Iesous não é nome de nenhum deus da mitologia grega, tanto que
não aparece em nenhum clássico grego. Ver, por exemplo, o Dictionaire
Grec-Français, de C. Alexandre, que, no apêndice de nomes históricos,
mitológicos e geográficos, traz no verbete Iesous apenas o seguinte:
"Jesus, nome hebraico".
Pergunta:
Como o nome Yehoshua" se tornou Jesus?
Resposta:
Já vimos que o vocábulo Jesus não se deriva
diretamente de Yehoshua", mas da forma abreviada Yeshua", através
do grego e do latim. A letra j inicial se explica da seguinte
forma: os judeus da Dispersão, empenhados em traduzir as Escrituras
do hebraico para o grego (a Septuaginta), não encontraram nessa
língua uma consoante correspondente no hebraico. A solução,
então, foi recorrer à vogal grega iota, que corresponde ao nosso
i. Então escreveram Ieremias, começando com i, e assim por diante,
inclusive Iesous.
Mas como foi que esse i se tornou j? Foi através
do latim, que deu origem às línguas neolatinas, entre as quais
está o português. No latim posterior à Idade Média, começou
a aparecer na escrita a distinção que já existia na pronúncia
entre i vogal e i consoante, o qual passou a ser
grafado como j. Por isso, o Dicionário Latino-Português,
de Santos Saraiva, traz verbetes como estes: Iesus ou Jesus;
Ieremias ver Jeremias.
Agora a explicação para o s médio de Jesus. No vocábulo hebraico
Yeshua" o grupo sh representa a consoante shin. Por não
haver em grego som correspondente a essa consoante fricativa
palatal (que soa como a letra x em "eixo"), os judeus
a substituíram por sigma, também fricativa mas linguodental
(que em grego, mesmo entre as vogais, soa como nosso ss).

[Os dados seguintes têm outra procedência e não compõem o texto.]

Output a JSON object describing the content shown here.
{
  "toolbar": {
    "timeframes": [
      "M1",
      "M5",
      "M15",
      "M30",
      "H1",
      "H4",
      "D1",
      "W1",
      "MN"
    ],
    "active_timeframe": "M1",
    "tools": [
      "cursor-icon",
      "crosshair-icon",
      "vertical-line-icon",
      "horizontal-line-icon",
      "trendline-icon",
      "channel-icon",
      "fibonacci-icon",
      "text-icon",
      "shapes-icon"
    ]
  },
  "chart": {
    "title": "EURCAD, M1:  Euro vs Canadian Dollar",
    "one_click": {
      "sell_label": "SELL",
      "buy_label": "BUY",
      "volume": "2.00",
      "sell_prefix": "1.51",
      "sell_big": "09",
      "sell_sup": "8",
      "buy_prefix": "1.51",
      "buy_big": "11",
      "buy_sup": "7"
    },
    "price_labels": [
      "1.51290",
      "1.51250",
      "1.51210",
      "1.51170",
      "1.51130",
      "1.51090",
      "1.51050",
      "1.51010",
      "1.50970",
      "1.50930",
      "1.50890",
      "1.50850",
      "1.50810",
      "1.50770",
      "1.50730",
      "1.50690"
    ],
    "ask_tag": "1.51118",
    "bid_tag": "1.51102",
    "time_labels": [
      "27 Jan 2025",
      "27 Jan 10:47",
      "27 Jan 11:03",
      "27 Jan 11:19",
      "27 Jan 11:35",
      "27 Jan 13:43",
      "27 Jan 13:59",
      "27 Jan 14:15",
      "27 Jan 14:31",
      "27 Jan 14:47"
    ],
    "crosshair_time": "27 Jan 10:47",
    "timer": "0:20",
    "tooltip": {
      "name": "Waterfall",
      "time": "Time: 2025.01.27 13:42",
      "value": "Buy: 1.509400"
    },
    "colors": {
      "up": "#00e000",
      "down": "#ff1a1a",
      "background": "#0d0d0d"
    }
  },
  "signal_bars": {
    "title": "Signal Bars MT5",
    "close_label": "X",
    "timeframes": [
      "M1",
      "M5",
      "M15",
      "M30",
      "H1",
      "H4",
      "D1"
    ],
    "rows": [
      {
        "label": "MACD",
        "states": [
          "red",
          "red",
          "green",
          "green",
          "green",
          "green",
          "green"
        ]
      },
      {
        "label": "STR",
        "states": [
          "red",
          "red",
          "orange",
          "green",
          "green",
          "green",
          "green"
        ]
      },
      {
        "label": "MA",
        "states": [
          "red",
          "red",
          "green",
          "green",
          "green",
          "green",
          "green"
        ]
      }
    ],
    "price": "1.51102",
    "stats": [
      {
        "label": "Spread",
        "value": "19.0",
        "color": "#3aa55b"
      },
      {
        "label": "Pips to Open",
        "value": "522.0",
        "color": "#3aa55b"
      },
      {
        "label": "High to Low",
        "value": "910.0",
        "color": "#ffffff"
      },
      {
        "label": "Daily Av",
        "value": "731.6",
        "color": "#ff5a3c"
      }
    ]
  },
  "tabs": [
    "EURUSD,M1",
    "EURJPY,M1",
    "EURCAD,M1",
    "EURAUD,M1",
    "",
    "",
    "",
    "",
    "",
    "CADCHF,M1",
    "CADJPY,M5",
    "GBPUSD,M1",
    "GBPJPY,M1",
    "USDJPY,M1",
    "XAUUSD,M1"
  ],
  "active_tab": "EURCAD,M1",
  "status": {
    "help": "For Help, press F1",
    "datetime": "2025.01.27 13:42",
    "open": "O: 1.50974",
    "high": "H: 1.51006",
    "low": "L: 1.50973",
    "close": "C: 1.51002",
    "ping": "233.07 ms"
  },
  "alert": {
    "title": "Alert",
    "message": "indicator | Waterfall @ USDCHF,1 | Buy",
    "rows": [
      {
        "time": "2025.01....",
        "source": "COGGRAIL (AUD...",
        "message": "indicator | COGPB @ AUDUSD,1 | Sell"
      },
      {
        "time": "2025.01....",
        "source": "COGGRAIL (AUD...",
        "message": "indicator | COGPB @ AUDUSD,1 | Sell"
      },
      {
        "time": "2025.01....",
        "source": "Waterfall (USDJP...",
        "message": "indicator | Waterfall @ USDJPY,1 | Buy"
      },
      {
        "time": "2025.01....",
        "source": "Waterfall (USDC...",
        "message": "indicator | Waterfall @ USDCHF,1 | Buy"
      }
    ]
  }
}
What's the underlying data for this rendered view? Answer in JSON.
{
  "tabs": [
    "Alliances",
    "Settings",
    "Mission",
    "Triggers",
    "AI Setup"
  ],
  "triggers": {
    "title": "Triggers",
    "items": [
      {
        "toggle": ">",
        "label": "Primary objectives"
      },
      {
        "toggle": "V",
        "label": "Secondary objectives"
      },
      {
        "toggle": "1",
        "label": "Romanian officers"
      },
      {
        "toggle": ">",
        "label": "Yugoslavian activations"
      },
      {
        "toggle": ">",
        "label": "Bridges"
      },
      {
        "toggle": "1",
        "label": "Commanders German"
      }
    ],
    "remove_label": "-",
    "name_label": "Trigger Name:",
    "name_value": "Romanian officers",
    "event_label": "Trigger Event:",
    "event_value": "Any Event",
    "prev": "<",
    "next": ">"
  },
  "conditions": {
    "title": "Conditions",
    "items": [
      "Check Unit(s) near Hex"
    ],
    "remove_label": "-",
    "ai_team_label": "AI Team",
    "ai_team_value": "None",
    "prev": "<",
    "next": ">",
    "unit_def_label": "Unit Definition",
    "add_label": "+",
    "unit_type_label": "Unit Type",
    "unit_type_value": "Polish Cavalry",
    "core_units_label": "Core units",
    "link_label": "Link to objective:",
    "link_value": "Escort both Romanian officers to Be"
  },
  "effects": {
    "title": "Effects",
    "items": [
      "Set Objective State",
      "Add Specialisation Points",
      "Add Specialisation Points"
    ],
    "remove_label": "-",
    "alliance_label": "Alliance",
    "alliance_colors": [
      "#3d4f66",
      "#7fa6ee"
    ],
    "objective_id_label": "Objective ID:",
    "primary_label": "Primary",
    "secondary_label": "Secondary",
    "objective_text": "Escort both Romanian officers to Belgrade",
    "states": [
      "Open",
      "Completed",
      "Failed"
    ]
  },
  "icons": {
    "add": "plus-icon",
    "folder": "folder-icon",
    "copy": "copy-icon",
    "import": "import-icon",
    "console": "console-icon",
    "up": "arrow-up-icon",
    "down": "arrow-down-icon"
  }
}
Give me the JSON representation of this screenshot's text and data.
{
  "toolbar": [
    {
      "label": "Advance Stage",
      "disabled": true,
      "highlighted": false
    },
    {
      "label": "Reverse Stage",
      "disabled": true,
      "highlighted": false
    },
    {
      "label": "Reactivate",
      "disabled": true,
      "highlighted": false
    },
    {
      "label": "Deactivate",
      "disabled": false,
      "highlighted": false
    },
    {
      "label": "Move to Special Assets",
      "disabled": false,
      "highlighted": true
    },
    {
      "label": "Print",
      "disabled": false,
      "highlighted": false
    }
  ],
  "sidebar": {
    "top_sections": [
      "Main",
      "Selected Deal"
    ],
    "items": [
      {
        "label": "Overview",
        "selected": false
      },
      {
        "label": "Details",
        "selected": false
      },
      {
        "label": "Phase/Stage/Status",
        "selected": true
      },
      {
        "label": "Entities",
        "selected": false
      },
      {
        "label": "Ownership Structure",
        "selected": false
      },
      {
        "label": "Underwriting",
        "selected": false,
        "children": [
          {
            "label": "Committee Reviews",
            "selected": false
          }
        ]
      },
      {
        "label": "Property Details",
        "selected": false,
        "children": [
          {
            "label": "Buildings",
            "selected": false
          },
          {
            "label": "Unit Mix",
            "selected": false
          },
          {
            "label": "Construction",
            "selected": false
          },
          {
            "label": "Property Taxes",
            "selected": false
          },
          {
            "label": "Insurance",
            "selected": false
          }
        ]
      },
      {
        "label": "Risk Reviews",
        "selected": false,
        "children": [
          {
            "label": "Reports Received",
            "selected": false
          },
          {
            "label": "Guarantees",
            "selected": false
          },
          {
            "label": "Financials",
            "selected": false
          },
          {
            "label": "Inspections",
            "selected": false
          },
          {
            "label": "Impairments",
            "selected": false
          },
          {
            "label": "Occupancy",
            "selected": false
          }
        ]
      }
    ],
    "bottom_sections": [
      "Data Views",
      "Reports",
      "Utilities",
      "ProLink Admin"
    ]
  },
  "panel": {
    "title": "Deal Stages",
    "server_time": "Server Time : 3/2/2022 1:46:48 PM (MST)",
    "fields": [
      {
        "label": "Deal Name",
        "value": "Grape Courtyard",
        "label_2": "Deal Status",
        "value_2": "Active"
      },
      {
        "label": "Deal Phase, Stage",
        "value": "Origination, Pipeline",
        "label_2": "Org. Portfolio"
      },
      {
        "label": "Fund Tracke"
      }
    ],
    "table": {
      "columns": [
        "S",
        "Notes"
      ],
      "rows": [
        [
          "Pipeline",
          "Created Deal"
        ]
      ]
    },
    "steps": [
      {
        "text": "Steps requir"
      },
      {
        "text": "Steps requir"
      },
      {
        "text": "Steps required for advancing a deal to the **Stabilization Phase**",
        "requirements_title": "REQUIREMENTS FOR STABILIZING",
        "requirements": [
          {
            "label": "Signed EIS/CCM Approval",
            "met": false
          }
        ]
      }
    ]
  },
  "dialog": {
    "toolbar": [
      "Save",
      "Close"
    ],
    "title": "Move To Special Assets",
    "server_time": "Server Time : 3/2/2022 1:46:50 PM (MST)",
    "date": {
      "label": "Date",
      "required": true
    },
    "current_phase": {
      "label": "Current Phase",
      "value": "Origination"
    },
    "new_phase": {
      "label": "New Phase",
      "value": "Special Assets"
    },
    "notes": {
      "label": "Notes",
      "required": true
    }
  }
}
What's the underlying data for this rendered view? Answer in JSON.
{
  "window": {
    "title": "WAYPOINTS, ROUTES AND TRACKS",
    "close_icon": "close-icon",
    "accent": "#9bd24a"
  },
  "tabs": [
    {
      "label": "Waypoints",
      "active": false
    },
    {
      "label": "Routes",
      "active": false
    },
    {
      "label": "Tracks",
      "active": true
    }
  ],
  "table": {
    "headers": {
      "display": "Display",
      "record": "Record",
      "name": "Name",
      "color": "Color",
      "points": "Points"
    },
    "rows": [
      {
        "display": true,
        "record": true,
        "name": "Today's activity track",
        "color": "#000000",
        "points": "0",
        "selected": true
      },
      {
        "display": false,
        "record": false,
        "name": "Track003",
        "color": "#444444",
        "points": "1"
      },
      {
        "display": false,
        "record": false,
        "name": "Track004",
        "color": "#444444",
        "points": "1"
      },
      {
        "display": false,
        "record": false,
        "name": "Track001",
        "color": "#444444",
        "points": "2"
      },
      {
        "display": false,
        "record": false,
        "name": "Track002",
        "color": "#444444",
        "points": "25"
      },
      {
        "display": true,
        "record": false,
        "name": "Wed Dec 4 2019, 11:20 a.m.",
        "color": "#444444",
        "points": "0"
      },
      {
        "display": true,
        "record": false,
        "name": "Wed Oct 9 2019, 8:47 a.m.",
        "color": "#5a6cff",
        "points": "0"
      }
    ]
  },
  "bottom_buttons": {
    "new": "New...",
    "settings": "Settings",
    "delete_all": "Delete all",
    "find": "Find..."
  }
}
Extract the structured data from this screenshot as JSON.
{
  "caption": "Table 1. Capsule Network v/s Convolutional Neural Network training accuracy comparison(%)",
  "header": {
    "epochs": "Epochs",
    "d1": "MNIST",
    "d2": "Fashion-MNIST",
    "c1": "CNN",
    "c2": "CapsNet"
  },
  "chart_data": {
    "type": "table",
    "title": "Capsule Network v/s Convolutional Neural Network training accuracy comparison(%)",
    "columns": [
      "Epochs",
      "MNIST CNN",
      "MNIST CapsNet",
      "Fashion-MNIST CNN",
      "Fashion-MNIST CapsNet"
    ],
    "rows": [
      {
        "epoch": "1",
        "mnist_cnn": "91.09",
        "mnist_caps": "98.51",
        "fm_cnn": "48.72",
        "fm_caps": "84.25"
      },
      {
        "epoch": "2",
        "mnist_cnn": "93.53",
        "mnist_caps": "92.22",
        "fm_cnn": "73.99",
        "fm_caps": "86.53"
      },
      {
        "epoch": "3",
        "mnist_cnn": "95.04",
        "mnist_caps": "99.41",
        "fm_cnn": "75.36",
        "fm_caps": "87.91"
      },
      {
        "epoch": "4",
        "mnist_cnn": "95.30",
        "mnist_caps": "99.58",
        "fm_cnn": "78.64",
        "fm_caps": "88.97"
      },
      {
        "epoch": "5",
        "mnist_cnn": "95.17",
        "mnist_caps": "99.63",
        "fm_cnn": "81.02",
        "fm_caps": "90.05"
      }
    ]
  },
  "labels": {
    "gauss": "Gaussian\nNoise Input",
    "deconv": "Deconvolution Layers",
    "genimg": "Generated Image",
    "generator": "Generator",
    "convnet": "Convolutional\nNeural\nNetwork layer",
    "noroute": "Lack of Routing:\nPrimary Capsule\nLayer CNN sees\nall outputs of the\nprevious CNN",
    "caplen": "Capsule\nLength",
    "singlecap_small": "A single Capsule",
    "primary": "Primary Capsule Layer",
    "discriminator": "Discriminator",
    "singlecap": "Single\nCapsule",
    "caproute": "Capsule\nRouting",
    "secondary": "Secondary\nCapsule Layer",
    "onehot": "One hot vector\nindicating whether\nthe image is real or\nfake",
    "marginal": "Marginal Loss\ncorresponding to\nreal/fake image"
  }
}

O ditongo grego ou soa u. O aparecimento do s
final do nome Jesus se explica pela necessidade de tornar esse
nome declinável: os judeus substituíram a letra ayin final pela
letra sigma (o s do grego) do caso nominativo. Nos outros casos
a palavra se declina assim: Iesou (genitivo), Iesoi (dativo),
Iesoun (acusativo) e Iesou (vocativo). Com isso, foram resolvidos
dois problemas de uma só vez: o nome ficou declinável, e o ayin
final, que não tem equivalente em grego, foi substituído por
um sigma (letra s).
Fato semelhante se deu com Judas, que reflete a forma grega
Ioudas, que em hebraico é Yehudah (Judá). Outros nomes hebraicos
que terminam com a gutural "he" tem em grego, em latim
e em português o som s: Isaías, Jeremias, Josias e Sofonias.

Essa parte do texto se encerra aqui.